糖尿病や高血圧、心筋梗塞に脳梗塞...こういった怖い病気の原因が、実は「食べすぎ」にあることをご存知でしょうか。「"ちょい空腹"が体にさまざまなメリットをもたらす」と提唱する医学博士・石原結實さんは、これら「食べすぎ病」の蔓延に警鐘を鳴らしています。そこで、石原さんの著書『やせる、若返る、病気にならない ちょい空腹がもたらす すごい力』(ワニブックス)から、人生100年時代を健康に過ごすための「食べすぎない技術」を連載形式でお届けします。
メニューは和食を中心に
今回は、断食と一緒に実行すればさらなる健康向上につながるような取り組みを紹介していきたいと思います。
もちろん、これらを単独で実行してもらってもかまいません。
さまざまな理由により、断食にチャレンジするのは難しいという方もいらっしゃるでしょうから、そのような方はここで紹介する内容だけでも生活に取り入れてみてください。
さて、最初にお勧めしたいのは、「和食」です。
アメリカ上院で1977年に発表された「ダイエタリー・ゴールズ(dietary goals)」の中でも、「和食こそ世界一の健康食」と太鼓判を押してもらっているのですから、和食中心の食生活は健康にいいものです。
とくに50歳以上の方には強くお勧めします。
洋食と和食の違いは、
・洋食=肉+葉菜(サラダ)
・和食=魚・魚介類(エビ・カニ・イカ・タコ・貝など)+根菜の煮物・つけ物
という特徴にあると思います。
和食が「世界一の健康食」たるゆえんはこの海産物と根菜の健康効果にあります。
〈海産物の健康効果〉
30億年前に生命が誕生した所は「海」です。
「生命を生み出した」という意味で「海(うみ)」といいます。
なので、魚・魚介類・海藻などの健康への効能は、絶大なものがあります。
─魚の効能─
魚に含まれる脂(EPA、DHA)には、
1.血管を拡張して血圧を下げる。
2.血小板の凝集を抑制して血栓症(心筋梗塞や脳梗塞)を防ぐ。
3.血中の中性脂肪を低下させる。
4.善玉HDLコレステロールを増加させる。
5.悪玉LDLコレステロールを低下させる。
などの効能が知られています。
魚は、刺身で食べても、煮たり焼いたりして食べても効能は変わりません。
─魚介類の効能─
「魚介類(エビ・カニ・イカ・タコ・貝・牡蠣など)は高コレステロール食物」という従来の考えは、1977(昭和52)年、当時の大阪大内科の山村雄一教授(後に総長)によって否定されました。

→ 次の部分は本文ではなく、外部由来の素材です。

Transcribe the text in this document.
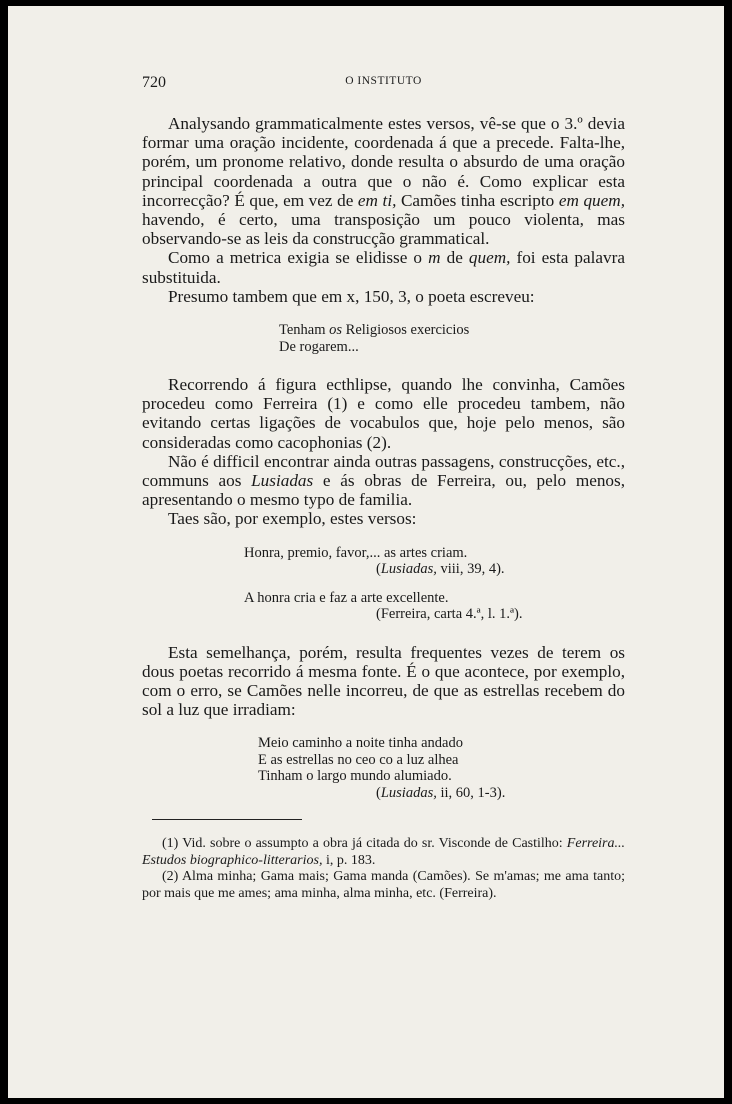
720	O INSTITUTO

Analysando grammaticalmente estes versos, vê-se que o 3.º devia formar uma oração incidente, coordenada á que a precede. Falta-lhe, porém, um pronome relativo, donde resulta o absurdo de uma oração principal coordenada a outra que o não é. Como explicar esta incorrecção? É que, em vez de em ti, Camões tinha escripto em quem, havendo, é certo, uma transposição um pouco violenta, mas observando-se as leis da construcção grammatical.

Como a metrica exigia se elidisse o m de quem, foi esta palavra substituida.

Presumo tambem que em x, 150, 3, o poeta escreveu:

Tenham os Religiosos exercicios
De rogarem...

Recorrendo á figura ecthlipse, quando lhe convinha, Camões procedeu como Ferreira (1) e como elle procedeu tambem, não evitando certas ligações de vocabulos que, hoje pelo menos, são consideradas como cacophonias (2).

Não é difficil encontrar ainda outras passagens, construcções, etc., communs aos Lusiadas e ás obras de Ferreira, ou, pelo menos, apresentando o mesmo typo de familia.

Taes são, por exemplo, estes versos:

Honra, premio, favor,... as artes criam.
(Lusiadas, viii, 39, 4).
A honra cria e faz a arte excellente.
(Ferreira, carta 4.ª, l. 1.ª).

Esta semelhança, porém, resulta frequentes vezes de terem os dous poetas recorrido á mesma fonte. É o que acontece, por exemplo, com o erro, se Camões nelle incorreu, de que as estrellas recebem do sol a luz que irradiam:

Meio caminho a noite tinha andado
E as estrellas no ceo co a luz alhea
Tinham o largo mundo alumiado.
(Lusiadas, ii, 60, 1-3).

(1) Vid. sobre o assumpto a obra já citada do sr. Visconde de Castilho: Ferreira... Estudos biographico-litterarios, i, p. 183.

(2) Alma minha; Gama mais; Gama manda (Camões). Se m'amas; me ama tanto; por mais que me ames; ama minha, alma minha, etc. (Ferreira).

従来の「比色法」という分析法からより鋭敏な「酵素法」に変えて測定したら、コレステロール含量が非常に少なかったことが判明したのです。
その上、魚介類に多く含まれる含硫アミノ酸の「タウリン」には、
1.胆石を溶解する。
2.肝臓の解毒性を強化させる。
3.血液中のコレステロールを減少させる。
4.強心作用を発揮する。
5.不整脈を改善する。
6.血圧を下げる。
7.筋肉疲労をとる。
8.アルコールの害を防ぐ。
9.精力を強くする。
10.インスリンの分泌を促し、糖尿病を防ぐ。
11.視力を回復させる。
などの作用があることが明らかにされています。
〈根菜の健康効果〉
人間は、50歳をすぎる頃から、尻の筋肉は削げ落ち、太腿は細くなり、なんとなく下半身が寂しくなってくるものです。
この頃から、腰や膝の痛み、(夜間)頻尿、下肢のむくみ、こむら返り、インポテンツ等々、老化の症状が顕在化してきます。
「老化は足(脚)からくる」と言われるゆえんです。
ところで、西洋医学の医師の先生には荒唐無稽に思えるかもしれませんが、漢方医学には「相似の論」というのがあります。

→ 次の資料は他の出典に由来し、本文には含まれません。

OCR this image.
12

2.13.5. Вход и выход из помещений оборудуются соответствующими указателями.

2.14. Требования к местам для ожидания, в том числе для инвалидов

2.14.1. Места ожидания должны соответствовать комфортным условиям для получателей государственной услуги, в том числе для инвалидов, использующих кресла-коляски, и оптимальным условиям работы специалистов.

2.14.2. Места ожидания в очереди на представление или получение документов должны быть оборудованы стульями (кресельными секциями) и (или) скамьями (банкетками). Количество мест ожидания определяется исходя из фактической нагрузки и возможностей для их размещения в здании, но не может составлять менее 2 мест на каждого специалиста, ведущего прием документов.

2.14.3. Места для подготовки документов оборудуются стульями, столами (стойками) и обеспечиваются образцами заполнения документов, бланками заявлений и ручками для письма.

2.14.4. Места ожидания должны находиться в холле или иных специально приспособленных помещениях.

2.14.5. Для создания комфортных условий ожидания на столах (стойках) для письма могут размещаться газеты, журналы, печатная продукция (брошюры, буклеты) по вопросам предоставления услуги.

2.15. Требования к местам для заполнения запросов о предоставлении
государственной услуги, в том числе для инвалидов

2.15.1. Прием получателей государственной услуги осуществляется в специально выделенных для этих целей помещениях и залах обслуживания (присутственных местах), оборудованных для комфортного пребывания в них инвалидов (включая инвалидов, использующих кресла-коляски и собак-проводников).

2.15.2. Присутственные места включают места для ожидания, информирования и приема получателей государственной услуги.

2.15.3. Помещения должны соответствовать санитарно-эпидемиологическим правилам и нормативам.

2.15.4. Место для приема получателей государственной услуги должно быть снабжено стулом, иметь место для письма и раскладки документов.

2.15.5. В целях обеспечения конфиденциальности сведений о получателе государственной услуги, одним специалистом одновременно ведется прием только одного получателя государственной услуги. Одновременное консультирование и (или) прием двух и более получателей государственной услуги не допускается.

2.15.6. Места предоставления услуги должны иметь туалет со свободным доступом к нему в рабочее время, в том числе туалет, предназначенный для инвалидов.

これは、「似たような形のものは似たような働きがある」というもので、「飛行機は鳥に、船は魚に似せて作ってある」と言えばわかりやすいでしょう。
それを踏まえると、「人間の下半身」は「植物の根」に「相似」します。
なので、衰えていく下半身を強化して若さを守るには、ゴボウ・人参・レンコン・ネギ、玉ネギ・山芋などの根菜を毎日しっかり食べるべきなのです。
日本には「ゴボウ5時間、人参2時間、山芋たちまち」という俗言があります。
これは下半身に存在する「3本目の脚」である陰茎(ペニス)が根菜類を食べることで元気になる、という意味です。